The quality of in built cameras in phones has increased many fold in the last few years; so much that smart phones have more or less replaced the point and shoot camera segment! Statistics tell us that the maximum number of images from any single device on flikr is from Iphones! Professional photographers too have begun to use their smart phones as ‘second cameras’ that they can carry at any given time!
So – we already know that modern smart phones are capable of producing pretty acceptable images. You can make the most of your phone camera using these tips –
- Shoot in bright light. Many cell phones have built in flashes as well, but they just aren’t too good as of yet. Try and position your subjects in bright light wherever possible. Use a lamp shade; use a window light – anything available to light up your subject.

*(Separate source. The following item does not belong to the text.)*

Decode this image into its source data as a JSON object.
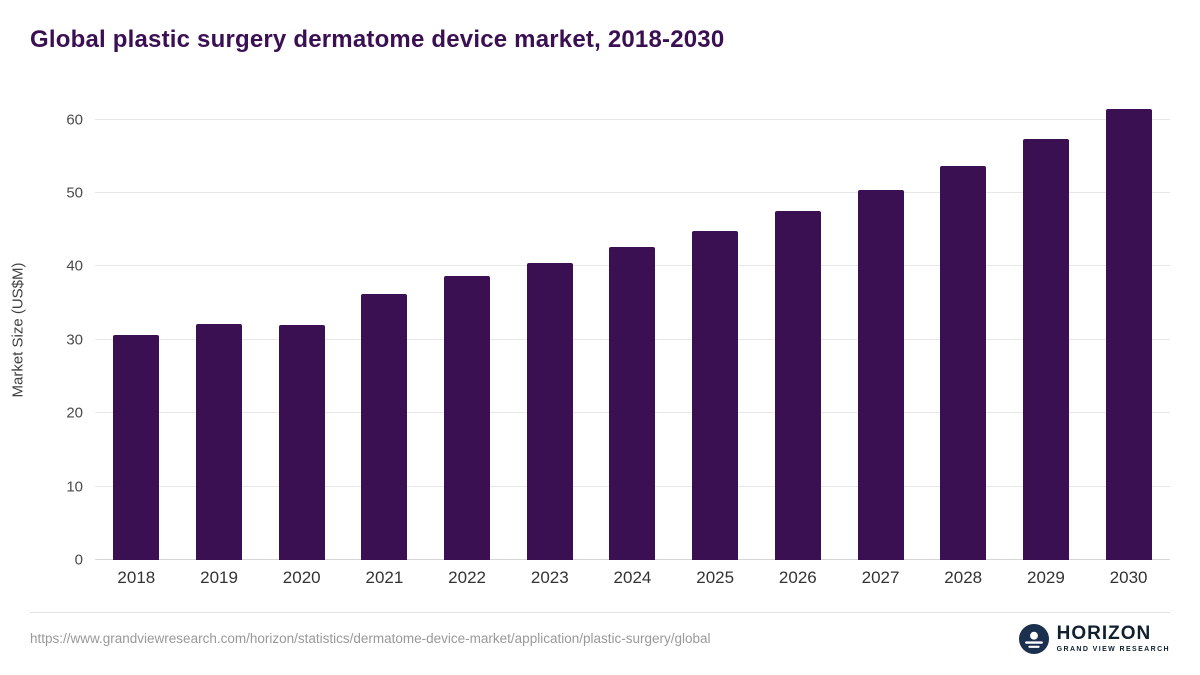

- Make the most of wide angle. Your smart phone cameras have wide angle lenses to help squeeze in as much as possible on a small sensor. Conversely, they aren’t really built for tele photo photography. So make the most of the wide angle – shoot people and things at close range rather than using digital zoom to shoot faraway objects.

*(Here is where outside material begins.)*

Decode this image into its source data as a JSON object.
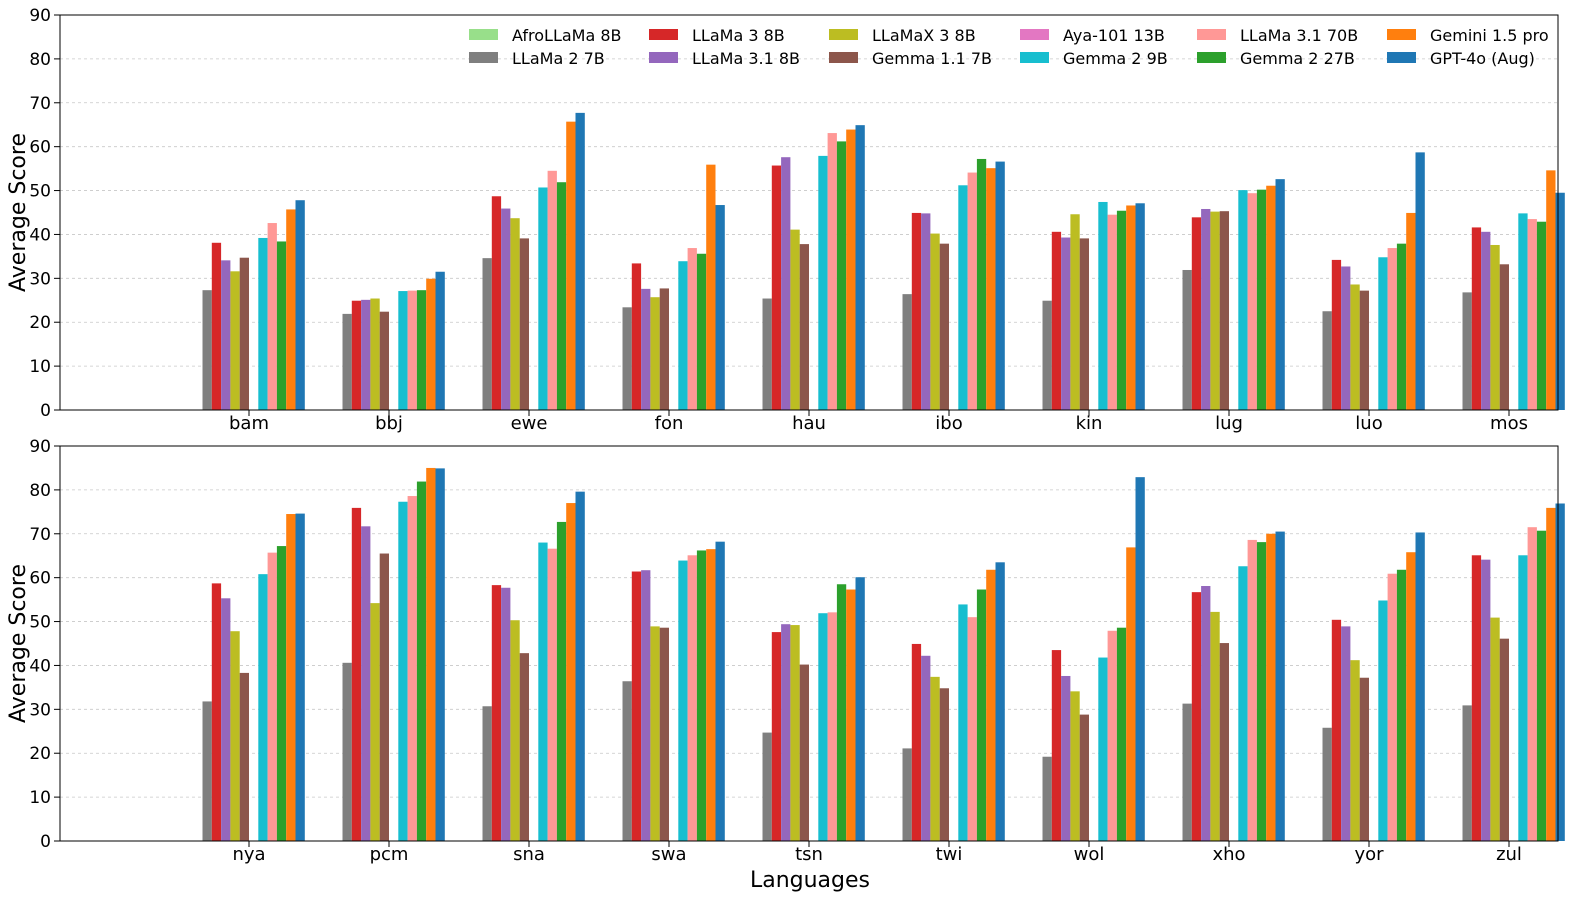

- Use add-on lenses. Certain smart phones such as the I-Phone for example, have loads of photographic accessories ranging from miniature tripods to add-on lenses that change the focal length of the built in lens. In other words, you can get optical zoom rather than digital zoom. For those who are not sure what this means, optical zoom is ‘true’ zoom while digital zoom is nothing more than equivalent to zooming in on an image on a computer screen – it leads to loss of quality.
- Keep the lens clean! This goes for photography with any camera, cell phone or not. However, cell phone cameras are prone to a lot more dust and grime since they are constantly exposed to the elements. It is wise to use a professional lens cleaning solution a few drops every now and then to keep your lens in top picture-making condition.

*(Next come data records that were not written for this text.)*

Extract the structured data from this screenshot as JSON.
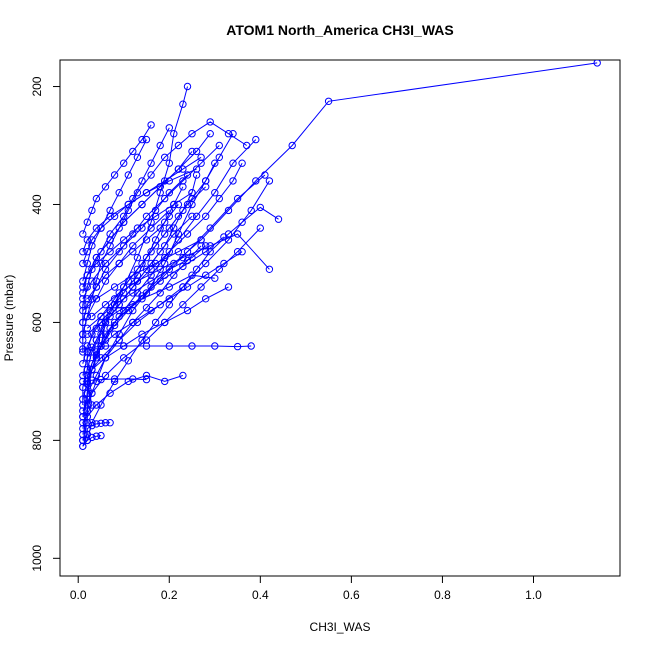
{
  "chart_data": {
    "type": "line",
    "title": "ATOM1 North_America CH3I_WAS",
    "xlabel": "CH3I_WAS",
    "ylabel": "Pressure (mbar)",
    "xlim": [
      -0.04,
      1.19
    ],
    "ylim": [
      1030,
      155
    ],
    "y_reversed": true,
    "x_ticks": [
      0.0,
      0.2,
      0.4,
      0.6,
      0.8,
      1.0
    ],
    "x_tick_labels": [
      "0.0",
      "0.2",
      "0.4",
      "0.6",
      "0.8",
      "1.0"
    ],
    "y_ticks": [
      200,
      400,
      600,
      800,
      1000
    ],
    "y_tick_labels": [
      "200",
      "400",
      "600",
      "800",
      "1000"
    ],
    "grid": false,
    "legend": "none",
    "series_color": "#0000ff",
    "marker": "open-circle",
    "series": [
      {
        "x": [
          0.01,
          0.02,
          0.01,
          0.03,
          0.02,
          0.04,
          0.05,
          0.07,
          0.1,
          0.13,
          0.16,
          0.18,
          0.2,
          0.21,
          0.23,
          0.24
        ],
        "y": [
          810,
          790,
          770,
          740,
          700,
          660,
          610,
          580,
          540,
          490,
          430,
          380,
          330,
          280,
          230,
          200
        ]
      },
      {
        "x": [
          0.01,
          0.02,
          0.02,
          0.04,
          0.06,
          0.09,
          0.12,
          0.15,
          0.19,
          0.22,
          0.25,
          0.28,
          0.31,
          0.34
        ],
        "y": [
          800,
          770,
          740,
          700,
          660,
          620,
          580,
          550,
          500,
          450,
          400,
          360,
          320,
          280
        ]
      },
      {
        "x": [
          0.01,
          0.02,
          0.02,
          0.03,
          0.05,
          0.08,
          0.12,
          0.16,
          0.21,
          0.27,
          0.33,
          0.39,
          0.47,
          0.55,
          1.14
        ],
        "y": [
          790,
          760,
          720,
          680,
          640,
          600,
          570,
          540,
          500,
          460,
          410,
          360,
          300,
          225,
          160
        ]
      },
      {
        "x": [
          0.01,
          0.02,
          0.03,
          0.02,
          0.04,
          0.06,
          0.09,
          0.14,
          0.19,
          0.24,
          0.29,
          0.35,
          0.41
        ],
        "y": [
          780,
          750,
          720,
          690,
          650,
          620,
          590,
          560,
          520,
          480,
          440,
          390,
          350
        ]
      },
      {
        "x": [
          0.01,
          0.02,
          0.02,
          0.03,
          0.05,
          0.07,
          0.1,
          0.13,
          0.16,
          0.19,
          0.22,
          0.26,
          0.3,
          0.34,
          0.39
        ],
        "y": [
          760,
          730,
          700,
          670,
          640,
          610,
          580,
          550,
          520,
          490,
          460,
          420,
          380,
          330,
          290
        ]
      },
      {
        "x": [
          0.02,
          0.03,
          0.05,
          0.08,
          0.11,
          0.14,
          0.17,
          0.2,
          0.23,
          0.26,
          0.29,
          0.33,
          0.36,
          0.4,
          0.44
        ],
        "y": [
          800,
          770,
          740,
          700,
          665,
          630,
          600,
          570,
          540,
          510,
          480,
          450,
          430,
          405,
          425
        ]
      },
      {
        "x": [
          0.01,
          0.01,
          0.02,
          0.02,
          0.03,
          0.05,
          0.08,
          0.11,
          0.14,
          0.17,
          0.2,
          0.24,
          0.28
        ],
        "y": [
          740,
          710,
          680,
          650,
          620,
          590,
          560,
          530,
          500,
          470,
          440,
          400,
          370
        ]
      },
      {
        "x": [
          0.01,
          0.02,
          0.04,
          0.06,
          0.09,
          0.12,
          0.15,
          0.18,
          0.21,
          0.25
        ],
        "y": [
          690,
          660,
          630,
          600,
          570,
          540,
          510,
          480,
          450,
          420
        ]
      },
      {
        "x": [
          0.02,
          0.04,
          0.06,
          0.09,
          0.12,
          0.15,
          0.18,
          0.21,
          0.24,
          0.27
        ],
        "y": [
          720,
          690,
          660,
          630,
          600,
          575,
          550,
          520,
          495,
          470
        ]
      },
      {
        "x": [
          0.01,
          0.02,
          0.03,
          0.04,
          0.06,
          0.08,
          0.11,
          0.14,
          0.18,
          0.23,
          0.28,
          0.32
        ],
        "y": [
          730,
          705,
          680,
          655,
          630,
          605,
          580,
          555,
          530,
          505,
          480,
          455
        ]
      },
      {
        "x": [
          0.01,
          0.01,
          0.02,
          0.03,
          0.04,
          0.05,
          0.07,
          0.09,
          0.11,
          0.13,
          0.16,
          0.19,
          0.22,
          0.25,
          0.29,
          0.33,
          0.37
        ],
        "y": [
          650,
          620,
          590,
          560,
          530,
          500,
          470,
          440,
          410,
          380,
          350,
          320,
          300,
          280,
          260,
          280,
          300
        ]
      },
      {
        "x": [
          0.01,
          0.02,
          0.03,
          0.05,
          0.07,
          0.1,
          0.13,
          0.16,
          0.19,
          0.21,
          0.23,
          0.25,
          0.26
        ],
        "y": [
          710,
          680,
          650,
          620,
          590,
          560,
          530,
          500,
          470,
          440,
          410,
          380,
          350
        ]
      },
      {
        "x": [
          0.01,
          0.02,
          0.04,
          0.07,
          0.1,
          0.13,
          0.15,
          0.17,
          0.19,
          0.21,
          0.23
        ],
        "y": [
          670,
          640,
          610,
          580,
          550,
          520,
          490,
          460,
          430,
          400,
          370
        ]
      },
      {
        "x": [
          0.01,
          0.01,
          0.02,
          0.04,
          0.06,
          0.09,
          0.12,
          0.15,
          0.19,
          0.23,
          0.27,
          0.31
        ],
        "y": [
          630,
          600,
          570,
          540,
          510,
          480,
          450,
          420,
          390,
          360,
          330,
          300
        ]
      },
      {
        "x": [
          0.02,
          0.05,
          0.09,
          0.13,
          0.18,
          0.23,
          0.28,
          0.33,
          0.38,
          0.42
        ],
        "y": [
          690,
          660,
          630,
          600,
          570,
          540,
          500,
          460,
          410,
          360
        ]
      },
      {
        "x": [
          0.01,
          0.03,
          0.06,
          0.1,
          0.15,
          0.19,
          0.23,
          0.27,
          0.31,
          0.35,
          0.4
        ],
        "y": [
          750,
          720,
          690,
          660,
          630,
          600,
          570,
          540,
          510,
          480,
          440
        ]
      },
      {
        "x": [
          0.01,
          0.02,
          0.03,
          0.05,
          0.06,
          0.08,
          0.1,
          0.13,
          0.16,
          0.19,
          0.22,
          0.25,
          0.28,
          0.3
        ],
        "y": [
          760,
          720,
          680,
          640,
          600,
          570,
          540,
          510,
          480,
          450,
          420,
          390,
          360,
          330
        ]
      },
      {
        "x": [
          0.01,
          0.01,
          0.02,
          0.03,
          0.05,
          0.07,
          0.1,
          0.12,
          0.14,
          0.16,
          0.18,
          0.2
        ],
        "y": [
          600,
          570,
          540,
          510,
          480,
          450,
          420,
          390,
          360,
          330,
          300,
          270
        ]
      },
      {
        "x": [
          0.02,
          0.04,
          0.06,
          0.09,
          0.12,
          0.16,
          0.2,
          0.24,
          0.28,
          0.31,
          0.34,
          0.36
        ],
        "y": [
          660,
          630,
          600,
          570,
          540,
          510,
          480,
          450,
          420,
          390,
          360,
          330
        ]
      },
      {
        "x": [
          0.01,
          0.02,
          0.02,
          0.03,
          0.04,
          0.05,
          0.06,
          0.07
        ],
        "y": [
          800,
          790,
          780,
          775,
          772,
          771,
          770,
          770
        ]
      },
      {
        "x": [
          0.01,
          0.02,
          0.03,
          0.04,
          0.05
        ],
        "y": [
          810,
          800,
          795,
          793,
          792
        ]
      },
      {
        "x": [
          0.01,
          0.02,
          0.03,
          0.05,
          0.08,
          0.12,
          0.15
        ],
        "y": [
          700,
          699,
          698,
          697,
          696,
          696,
          697
        ]
      },
      {
        "x": [
          0.01,
          0.03,
          0.06,
          0.1,
          0.15,
          0.2,
          0.25,
          0.3,
          0.35,
          0.38
        ],
        "y": [
          645,
          642,
          640,
          640,
          640,
          640,
          640,
          640,
          641,
          640
        ]
      },
      {
        "x": [
          0.01,
          0.02,
          0.04,
          0.07,
          0.1,
          0.14,
          0.18,
          0.22,
          0.25
        ],
        "y": [
          550,
          520,
          490,
          460,
          430,
          400,
          370,
          340,
          310
        ]
      },
      {
        "x": [
          0.01,
          0.02,
          0.03,
          0.04,
          0.06,
          0.08,
          0.1,
          0.12,
          0.14,
          0.16
        ],
        "y": [
          450,
          430,
          410,
          390,
          370,
          350,
          330,
          310,
          290,
          265
        ]
      },
      {
        "x": [
          0.02,
          0.04,
          0.07,
          0.1,
          0.14,
          0.18,
          0.22,
          0.26,
          0.29
        ],
        "y": [
          520,
          490,
          460,
          430,
          400,
          370,
          340,
          310,
          280
        ]
      },
      {
        "x": [
          0.01,
          0.03,
          0.06,
          0.1,
          0.14,
          0.17,
          0.2,
          0.24
        ],
        "y": [
          560,
          530,
          500,
          470,
          440,
          410,
          380,
          350
        ]
      },
      {
        "x": [
          0.03,
          0.06,
          0.09,
          0.13,
          0.18,
          0.23,
          0.29,
          0.35,
          0.42
        ],
        "y": [
          590,
          570,
          550,
          530,
          510,
          490,
          470,
          450,
          510
        ]
      },
      {
        "x": [
          0.02,
          0.05,
          0.09,
          0.14,
          0.2,
          0.25,
          0.3
        ],
        "y": [
          620,
          600,
          580,
          560,
          540,
          520,
          525
        ]
      },
      {
        "x": [
          0.01,
          0.04,
          0.08,
          0.12,
          0.17,
          0.22,
          0.27
        ],
        "y": [
          580,
          560,
          540,
          520,
          500,
          480,
          460
        ]
      },
      {
        "x": [
          0.02,
          0.05,
          0.08,
          0.12,
          0.16,
          0.2,
          0.25,
          0.28
        ],
        "y": [
          610,
          590,
          570,
          550,
          530,
          510,
          490,
          470
        ]
      },
      {
        "x": [
          0.01,
          0.02,
          0.04,
          0.07,
          0.1,
          0.13,
          0.17,
          0.21,
          0.25
        ],
        "y": [
          540,
          520,
          500,
          480,
          460,
          440,
          420,
          400,
          380
        ]
      },
      {
        "x": [
          0.01,
          0.02,
          0.03,
          0.05,
          0.08,
          0.11,
          0.15,
          0.2,
          0.26
        ],
        "y": [
          500,
          480,
          460,
          440,
          420,
          400,
          380,
          360,
          340
        ]
      },
      {
        "x": [
          0.03,
          0.06,
          0.1,
          0.14,
          0.19,
          0.24,
          0.28,
          0.33
        ],
        "y": [
          680,
          660,
          640,
          620,
          600,
          580,
          560,
          540
        ]
      },
      {
        "x": [
          0.02,
          0.04,
          0.07,
          0.11,
          0.15,
          0.19,
          0.23
        ],
        "y": [
          760,
          740,
          720,
          700,
          690,
          700,
          690
        ]
      },
      {
        "x": [
          0.01,
          0.02,
          0.04,
          0.07,
          0.11,
          0.15,
          0.19,
          0.23,
          0.27
        ],
        "y": [
          480,
          460,
          440,
          420,
          400,
          380,
          360,
          340,
          320
        ]
      },
      {
        "x": [
          0.02,
          0.04,
          0.06,
          0.09,
          0.12,
          0.15,
          0.18,
          0.2,
          0.22
        ],
        "y": [
          560,
          540,
          520,
          500,
          480,
          460,
          440,
          420,
          400
        ]
      },
      {
        "x": [
          0.01,
          0.02,
          0.03,
          0.05,
          0.07,
          0.09,
          0.11,
          0.13,
          0.15
        ],
        "y": [
          530,
          500,
          470,
          440,
          410,
          380,
          350,
          320,
          290
        ]
      },
      {
        "x": [
          0.05,
          0.08,
          0.12,
          0.16,
          0.2,
          0.24,
          0.28,
          0.32,
          0.36
        ],
        "y": [
          640,
          620,
          600,
          580,
          560,
          540,
          520,
          500,
          480
        ]
      },
      {
        "x": [
          0.01,
          0.02,
          0.04,
          0.06,
          0.09,
          0.12,
          0.16,
          0.2
        ],
        "y": [
          620,
          590,
          560,
          530,
          500,
          470,
          440,
          410
        ]
      }
    ]
  }
}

- Learn the Basics of Photography. Whether you shoot with a cell phone camera or a DSLR or even an analog film camera; you are simply changing the medium to record images. The basic rules of photography apply right across all these media. So – learn basic rules of lighting and composition, whatever the camera it is that you use. Use the rule of thirds, the rule of diagonals. Use portrait lighting techniques, use back light, front and side-lit situations; enhance your compositions by re arranging the camera-to-subject angle; and you will see a huge improvement in the quality of your final images!